For one of my research projects I was working on peer effects for college students, and I wanted to use the Generalized 2SLS procedure to estimate peer effects described in Bramoullé, Y., Djebbari, H., & Fortin, B. (2009). Identification of peer effects through social networks. Journal of econometrics, 150(1), 41-55.. The problem is that this project required a lot of data work and cleaning, so I worked on it on Stata mostly, but there is not a lot of support for peer effects regressions on Stata, so I had to adapt the code of Bramoullé et al. (2009) on my own. I based my code on their article, and on the code shared on Habiba Djebbari’s website.

Here I share my code, some examples about how to use it, and a comparison of my code and the original R code used by the authors.

To wrote this, I took advantage of Stata’s new integration with Python and Jupyter Notebooks (more information on how to use this feature can be found here). I also used the rpy2 package to run R commands inside a Jupyter notebook.

The original Jupyter Notebook I wrote for this can be found in my Github repository.

Setting up Stata in Python

#setting up Stata in Python
import stata_setup
stata_setup.config("C:/Program Files/Stata17", "mp")

  ___  ____  ____  ____  ____ ®
 /__    /   ____/   /   ____/      17.0
___/   /   /___/   /   /___/       MP—Parallel Edition

 Statistics and Data Science       Copyright 1985-2021 StataCorp LLC
                                   StataCorp
                                   4905 Lakeway Drive
                                   College Station, Texas 77845 USA
                                   800-STATA-PC        https://www.stata.com
                                   979-696-4600        stata@stata.com

Stata license: Unlimited-user 4-core network, expiring 21 Jul 2022
Serial number: xxxxxxxxxxxx
  Licensed to: Nicolas Suarez
               Stanford University

Notes:
      1. Unicode is supported; see help unicode_advice.
      2. More than 2 billion observations are allowed; see help obs_advice.
      3. Maximum number of variables is set to 5,000; see help set_maxvar.

Running C:\Program Files\Stata17/profile.do ...

Peer IV function

To implement linear in means regressions, I wrote the peer_iv function.
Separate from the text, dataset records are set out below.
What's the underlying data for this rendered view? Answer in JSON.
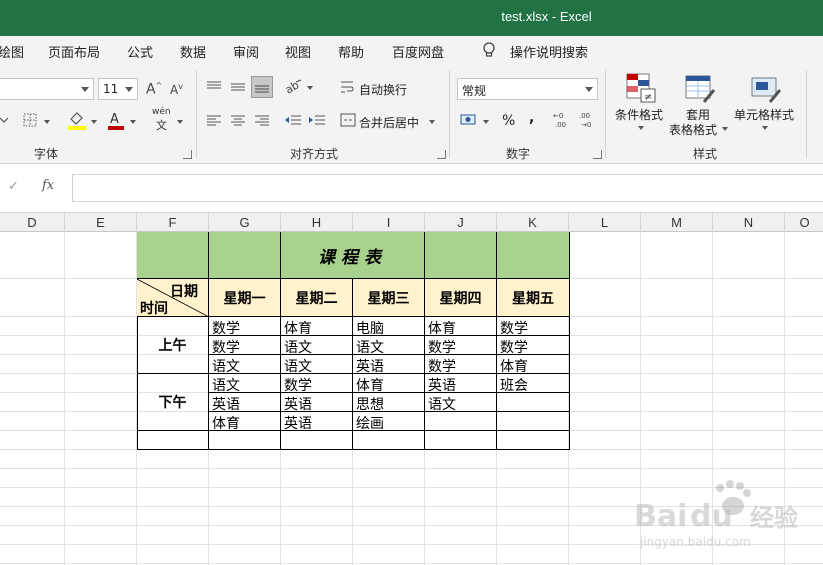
{
  "window": {
    "title": "test.xlsx  -  Excel"
  },
  "menu": {
    "tabs": [
      "绘图",
      "页面布局",
      "公式",
      "数据",
      "审阅",
      "视图",
      "帮助",
      "百度网盘"
    ],
    "search_label": "操作说明搜索"
  },
  "ribbon": {
    "font_name_value": "",
    "font_size_value": "11",
    "grow_font": "A",
    "shrink_font": "A",
    "phonetic_top": "wén",
    "phonetic_bottom": "文",
    "wrap_text": "自动换行",
    "merge_center": "合并后居中",
    "number_format_value": "常规",
    "percent": "%",
    "comma": ",",
    "conditional_format": "条件格式",
    "table_format_1": "套用",
    "table_format_2": "表格格式",
    "cell_styles": "单元格样式",
    "groups": {
      "font": "字体",
      "alignment": "对齐方式",
      "number": "数字",
      "styles": "样式"
    },
    "font_color": "#c00000",
    "fill_color": "#ffff00"
  },
  "formula_bar": {
    "fx": "fx",
    "check": "✓",
    "value": ""
  },
  "columns": [
    "D",
    "E",
    "F",
    "G",
    "H",
    "I",
    "J",
    "K",
    "L",
    "M",
    "N",
    "O"
  ],
  "sheet": {
    "title": "课程表",
    "header_corner_top": "日期",
    "header_corner_bottom": "时间",
    "days": [
      "星期一",
      "星期二",
      "星期三",
      "星期四",
      "星期五"
    ],
    "periods": [
      "上午",
      "下午"
    ],
    "rows": [
      [
        "数学",
        "体育",
        "电脑",
        "体育",
        "数学"
      ],
      [
        "数学",
        "语文",
        "语文",
        "数学",
        "数学"
      ],
      [
        "语文",
        "语文",
        "英语",
        "数学",
        "体育"
      ],
      [
        "语文",
        "数学",
        "体育",
        "英语",
        "班会"
      ],
      [
        "英语",
        "英语",
        "思想",
        "语文",
        ""
      ],
      [
        "体育",
        "英语",
        "绘画",
        "",
        ""
      ]
    ],
    "colors": {
      "title_fill": "#a9d18e",
      "header_fill": "#fff2cc"
    }
  },
  "watermark": {
    "brand": "Bai",
    "brand2": "经验",
    "url": "jingyan.baidu.com"
  }
}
This function takes as inputs, as any other regression function, a dependent variable and independent variables, plus an adjacency matrix G to perform the calculations. This matrix has to be a Mata matrix object (Stata matrices have size limitations), and it is the only parameter that the user is forced to set. All the other parameters are optiontal: row allows us to row-normalize the adjacency matrix (so the sum of each row is 1, and we can interpret the product of a variable and the matrix as weighted means), the fixed option adds group level fixed effects, the ols option runs a regular OLS regression but with peer effects, so by using this we avoid creating new variables with average outcomes and regressors for the peers of each observation, and the vardir option allow us to pass variables directly to the regression with the ols option, so they won’t have a peer effect (this can be used for instance to add dummies for fixed effects).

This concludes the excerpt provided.